Among those who do try to pay it off, this story is more common than people know. If you did not read the link, a couple left grad school with a combined 70K in debt. After 20+ years of making $500 monthly payments that added up to 120K, they still owe 60 grand. Yet, no one with the power to revise the loan program for the better is interested in doing so. Meanwhile, few in this age group were encouraged to look into the skilled trades, where there is a huge demand for labor but a woefully insufficient supply of ready applicants.
This is the world that they have entered. It looks nothing like the one they were told to expect, and because so few were taught to be resilient, most are ill-equipped to handle the challenge. There is a meme out there involving a teacher who tells students that previous generations were married with children, working, possibly owning homes, and so forth at their ages. The teacher wanted to give the class a sense of perspective and make clear that, by comparison, having to do homework is not very hard.
Perhaps the teacher was unaware that this crop of young folks comes from people who took early retirement but complained about losing their Obamacare subsidies during the govt shutdown. The young hear “possible loss of healthcare” and freak out; their lack of critical thinking skills – because they were told what to think, not how – is why they are unaware that many of these retirees make $85,000 per year. That’s more than 400% above the poverty line.
In case the point needs reinforcing, the last two generations (and there is a third in the pipeline) are the products of their upbringing. Laughing at them or berating them are not solutions. I’m sure many of you reading this did all the right things with your kids and they are problem-free, productive citizens, and that’s great. How about their friends? Because I’m just as sure that everyone who did it right knows of at least one aimless 20- or 30-something who doesn’t have a clue, and that group may well outnumber the one that is figuring life out.

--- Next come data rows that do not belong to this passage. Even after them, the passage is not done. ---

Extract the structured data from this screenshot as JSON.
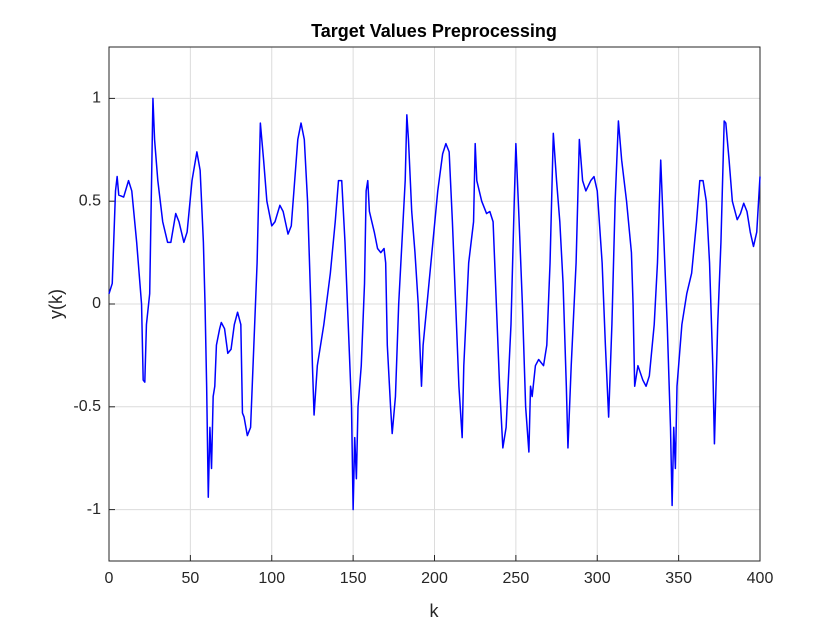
{
  "chart_data": {
    "type": "line",
    "title": "Target Values Preprocessing",
    "x_label": "k",
    "y_label": "y(k)",
    "x": [
      0,
      2,
      4,
      5,
      6,
      9,
      12,
      14,
      17,
      20,
      21,
      22,
      23,
      25,
      27,
      28,
      30,
      33,
      36,
      38,
      41,
      43,
      46,
      48,
      51,
      54,
      56,
      58,
      59,
      60,
      61,
      62,
      63,
      64,
      65,
      66,
      68,
      69,
      71,
      73,
      75,
      77,
      79,
      81,
      82,
      83,
      85,
      87,
      89,
      91,
      93,
      95,
      97,
      100,
      102,
      105,
      107,
      110,
      112,
      116,
      118,
      120,
      122,
      124,
      125,
      126,
      128,
      132,
      136,
      139,
      141,
      143,
      145,
      147,
      149,
      150,
      151,
      152,
      153,
      155,
      157,
      158,
      159,
      160,
      163,
      165,
      167,
      169,
      170,
      171,
      173,
      174,
      176,
      178,
      180,
      182,
      183,
      184,
      186,
      188,
      190,
      192,
      193,
      196,
      199,
      202,
      205,
      207,
      209,
      211,
      213,
      215,
      217,
      218,
      221,
      224,
      225,
      226,
      229,
      232,
      234,
      236,
      238,
      240,
      242,
      244,
      247,
      249,
      250,
      252,
      254,
      256,
      258,
      259,
      260,
      262,
      264,
      267,
      269,
      271,
      273,
      275,
      277,
      279,
      281,
      282,
      284,
      287,
      289,
      291,
      293,
      296,
      298,
      300,
      303,
      305,
      307,
      309,
      311,
      313,
      315,
      318,
      321,
      322,
      323,
      324,
      325,
      328,
      330,
      332,
      335,
      337,
      338,
      339,
      341,
      343,
      345,
      346,
      347,
      348,
      349,
      352,
      355,
      358,
      361,
      363,
      365,
      367,
      369,
      371,
      372,
      374,
      376,
      378,
      379,
      381,
      383,
      386,
      388,
      390,
      392,
      394,
      396,
      398,
      400
    ],
    "series": [
      {
        "color": "#0000ff",
        "values": [
          0.05,
          0.1,
          0.55,
          0.62,
          0.53,
          0.52,
          0.6,
          0.55,
          0.3,
          0.0,
          -0.37,
          -0.38,
          -0.1,
          0.05,
          1.0,
          0.8,
          0.6,
          0.4,
          0.3,
          0.3,
          0.44,
          0.4,
          0.3,
          0.35,
          0.6,
          0.74,
          0.65,
          0.3,
          0.0,
          -0.4,
          -0.94,
          -0.6,
          -0.8,
          -0.45,
          -0.4,
          -0.2,
          -0.12,
          -0.09,
          -0.12,
          -0.24,
          -0.22,
          -0.1,
          -0.04,
          -0.1,
          -0.53,
          -0.55,
          -0.64,
          -0.6,
          -0.2,
          0.2,
          0.88,
          0.7,
          0.5,
          0.38,
          0.4,
          0.48,
          0.45,
          0.34,
          0.38,
          0.8,
          0.88,
          0.8,
          0.5,
          0.0,
          -0.3,
          -0.54,
          -0.3,
          -0.1,
          0.15,
          0.4,
          0.6,
          0.6,
          0.3,
          -0.1,
          -0.5,
          -1.0,
          -0.65,
          -0.85,
          -0.5,
          -0.3,
          0.1,
          0.55,
          0.6,
          0.45,
          0.35,
          0.27,
          0.25,
          0.27,
          0.2,
          -0.2,
          -0.5,
          -0.63,
          -0.45,
          0.0,
          0.3,
          0.6,
          0.92,
          0.8,
          0.45,
          0.25,
          0.0,
          -0.4,
          -0.2,
          0.05,
          0.3,
          0.55,
          0.73,
          0.78,
          0.74,
          0.4,
          0.0,
          -0.4,
          -0.65,
          -0.3,
          0.2,
          0.4,
          0.78,
          0.6,
          0.5,
          0.44,
          0.45,
          0.4,
          0.0,
          -0.4,
          -0.7,
          -0.6,
          -0.1,
          0.5,
          0.78,
          0.4,
          0.0,
          -0.5,
          -0.72,
          -0.4,
          -0.45,
          -0.3,
          -0.27,
          -0.3,
          -0.2,
          0.2,
          0.83,
          0.6,
          0.4,
          0.1,
          -0.4,
          -0.7,
          -0.3,
          0.2,
          0.8,
          0.6,
          0.55,
          0.6,
          0.62,
          0.55,
          0.2,
          -0.2,
          -0.55,
          -0.1,
          0.5,
          0.89,
          0.7,
          0.5,
          0.25,
          0.0,
          -0.4,
          -0.35,
          -0.3,
          -0.37,
          -0.4,
          -0.35,
          -0.1,
          0.2,
          0.45,
          0.7,
          0.3,
          -0.1,
          -0.6,
          -0.98,
          -0.6,
          -0.8,
          -0.4,
          -0.1,
          0.05,
          0.15,
          0.4,
          0.6,
          0.6,
          0.5,
          0.2,
          -0.3,
          -0.68,
          -0.1,
          0.3,
          0.89,
          0.88,
          0.7,
          0.5,
          0.41,
          0.44,
          0.49,
          0.45,
          0.35,
          0.28,
          0.35,
          0.62
        ]
      }
    ],
    "xlim": [
      0,
      400
    ],
    "xticks": [
      0,
      50,
      100,
      150,
      200,
      250,
      300,
      350,
      400
    ],
    "ylim": [
      -1.25,
      1.25
    ],
    "yticks": [
      -1,
      -0.5,
      0,
      0.5,
      1
    ],
    "grid": true
  }
}
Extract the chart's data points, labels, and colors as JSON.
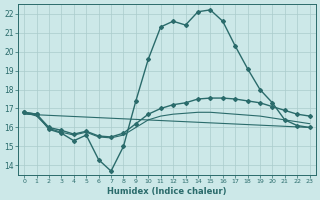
{
  "xlabel": "Humidex (Indice chaleur)",
  "bg_color": "#cce8e8",
  "grid_color": "#aacccc",
  "line_color": "#2a6b6b",
  "xlim": [
    -0.5,
    23.5
  ],
  "ylim": [
    13.5,
    22.5
  ],
  "xticks": [
    0,
    1,
    2,
    3,
    4,
    5,
    6,
    7,
    8,
    9,
    10,
    11,
    12,
    13,
    14,
    15,
    16,
    17,
    18,
    19,
    20,
    21,
    22,
    23
  ],
  "yticks": [
    14,
    15,
    16,
    17,
    18,
    19,
    20,
    21,
    22
  ],
  "series": [
    {
      "x": [
        0,
        1,
        2,
        3,
        4,
        5,
        6,
        7,
        8,
        9,
        10,
        11,
        12,
        13,
        14,
        15,
        16,
        17,
        18,
        19,
        20,
        21,
        22,
        23
      ],
      "y": [
        16.8,
        16.7,
        15.9,
        15.7,
        15.3,
        15.6,
        14.3,
        13.7,
        15.0,
        17.4,
        19.6,
        21.3,
        21.6,
        21.4,
        22.1,
        22.2,
        21.6,
        20.3,
        19.1,
        18.0,
        17.3,
        16.4,
        16.1,
        16.0
      ],
      "marker": "D",
      "markersize": 2.0,
      "linewidth": 1.0
    },
    {
      "x": [
        0,
        1,
        2,
        3,
        4,
        5,
        6,
        7,
        8,
        9,
        10,
        11,
        12,
        13,
        14,
        15,
        16,
        17,
        18,
        19,
        20,
        21,
        22,
        23
      ],
      "y": [
        16.8,
        16.7,
        16.0,
        15.85,
        15.65,
        15.8,
        15.55,
        15.5,
        15.7,
        16.2,
        16.7,
        17.0,
        17.2,
        17.3,
        17.5,
        17.55,
        17.55,
        17.5,
        17.4,
        17.3,
        17.1,
        16.9,
        16.7,
        16.6
      ],
      "marker": "D",
      "markersize": 2.0,
      "linewidth": 1.0
    },
    {
      "x": [
        0,
        1,
        2,
        3,
        4,
        5,
        6,
        7,
        8,
        9,
        10,
        11,
        12,
        13,
        14,
        15,
        16,
        17,
        18,
        19,
        20,
        21,
        22,
        23
      ],
      "y": [
        16.8,
        16.6,
        15.95,
        15.75,
        15.6,
        15.75,
        15.5,
        15.45,
        15.6,
        16.0,
        16.4,
        16.6,
        16.7,
        16.75,
        16.8,
        16.8,
        16.75,
        16.7,
        16.65,
        16.6,
        16.5,
        16.4,
        16.3,
        16.2
      ],
      "marker": null,
      "markersize": 0,
      "linewidth": 0.8
    },
    {
      "x": [
        0,
        23
      ],
      "y": [
        16.7,
        16.0
      ],
      "marker": null,
      "markersize": 0,
      "linewidth": 0.8
    }
  ]
}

I’ve been saying for years, it starts in the home. If an overprotective parent fosters a fantasy, the child is not prepared for the “real world”. Enter the Board of Education, liberal ideology and grooming. This has been quietly happening for almost half a century. Social promotion, Ritalin, zero tolerance for fighting. I’m only 60, but old enough to remember the kid who started the fight was punished, not both. I raised both my boys the same way. Don’t start it, finish it. If you get in trouble in school and you didn’t start it, you won’t be in trouble at home. The real world doesn’t coddle weakness. The real world is a harsh place. Coddling parents, coupled with a very liberal public education system, who lets children engage in mental illness (cat litter in the girl’s bathroom, I shit you not) are extremely destructive to child development. I can only control my own house. Too many people are either unengaged or uninterested in their child and what they’re actually learning in school. I thought the Zoom classes during Covid would’ve sparked a more fierce response to the lack of education these kids are getting today. I was wrong. It has even infected my own family, much to my disappointment. But I will NEVER perpetuate the fantasy of letting kids be who or what they think they are and will always address a child by their given name, not what they want to be called.
I saw the corrosion/erosion starting in the school system before my girls graduated from high school. They were always level headed, for the most part, and the stories they would tell me about behavior that was allowed was appalling. My grandkids have been raised on reality and knew better than to buy into the nonsense they encountered daily in public school. One granddaughter decided it wasn't worth her time to show up and entered an online program and got her diploma that way. Straight A student. No more nonsense.